«В 1745 году, — зачитывал обвинение герцог Аргайл, — бунтарский дух непокорных и нелояльных горцев вновь подвиг их на восстание, уже третье по счету. Вы вместе с другими членами вашего клана организовали незаконное вооруженное объединение и сражались в нем до самого конца. На первых порах Божий промысел позволил вам добиться некоторого превосходства — возможно, для того, чтобы у вас было время одуматься. Но кто способен проникнуть в помыслы Всемогущего? В конце концов небеса послали нам великого принца, сына нашего всемилостивейшего короля, который — с отвагой, достойной его доблестных предков, и с удивительной мудростью — одним решительным ударом пресек все ваши преступные поползновения».
Воздав таким образом дань талантам «мясника Камберленда», герцог перешел к заключительной части своей речи:
«Если бы вы добились успеха в том восстании, то сейчас бы правили со своими мятежниками, попирая законы нашей страны, свободы подданных и догматы протестантской религии.

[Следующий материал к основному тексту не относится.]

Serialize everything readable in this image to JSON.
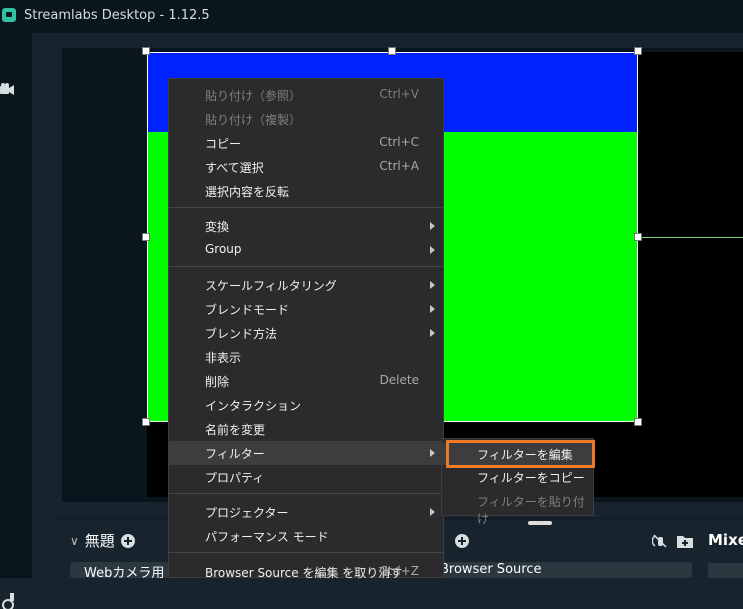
{
  "window": {
    "title": "Streamlabs Desktop - 1.12.5"
  },
  "colors": {
    "accent": "#31c3a2",
    "highlight": "#ee7b2a",
    "blue_source": "#0022ff",
    "green_source": "#00ff00"
  },
  "context_menu": {
    "items": [
      {
        "label": "貼り付け（参照）",
        "shortcut": "Ctrl+V",
        "disabled": true
      },
      {
        "label": "貼り付け（複製）",
        "shortcut": "",
        "disabled": true
      },
      {
        "label": "コピー",
        "shortcut": "Ctrl+C"
      },
      {
        "label": "すべて選択",
        "shortcut": "Ctrl+A"
      },
      {
        "label": "選択内容を反転",
        "shortcut": ""
      },
      {
        "label": "変換",
        "submenu": true
      },
      {
        "label": "Group",
        "submenu": true
      },
      {
        "label": "スケールフィルタリング",
        "submenu": true
      },
      {
        "label": "ブレンドモード",
        "submenu": true
      },
      {
        "label": "ブレンド方法",
        "submenu": true
      },
      {
        "label": "非表示"
      },
      {
        "label": "削除",
        "shortcut": "Delete"
      },
      {
        "label": "インタラクション"
      },
      {
        "label": "名前を変更"
      },
      {
        "label": "フィルター",
        "submenu": true,
        "active": true
      },
      {
        "label": "プロパティ"
      },
      {
        "label": "プロジェクター",
        "submenu": true
      },
      {
        "label": "パフォーマンス モード"
      },
      {
        "label": "Browser Source を編集 を取り消す",
        "shortcut": "Ctrl+Z"
      }
    ]
  },
  "filter_submenu": {
    "items": [
      {
        "label": "フィルターを編集"
      },
      {
        "label": "フィルターをコピー"
      },
      {
        "label": "フィルターを貼り付け",
        "disabled": true
      }
    ]
  },
  "scenes": {
    "title": "無題",
    "current_scene": "Webカメラ用"
  },
  "sources": {
    "current_source": "Browser Source"
  },
  "mixer": {
    "title": "Mixe"
  }
}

Вы могли бы вершить суд там, где сейчас судят вас. Мы, нынешние ваши судьи, могли бы стоять перед вами со склоненной выей и участвовать в жалкой пародии на истинное правосудие. О, как бы вы торжествовали! Вы бы сполна утолили свою жажду крови, мстительно уничтожая неугодных вам людей и целые кланы… Но все вышло иначе. И сейчас, в течение того короткого времени, что вам осталось жить, вы можете сослужить великую службу своим друзьям и соседям. Вы обязаны предупредить их против тех порочных принципов и беззаконных поступков, которые привели вас к столь бесславному концу. И да смилостивится Господь над вашей душой!»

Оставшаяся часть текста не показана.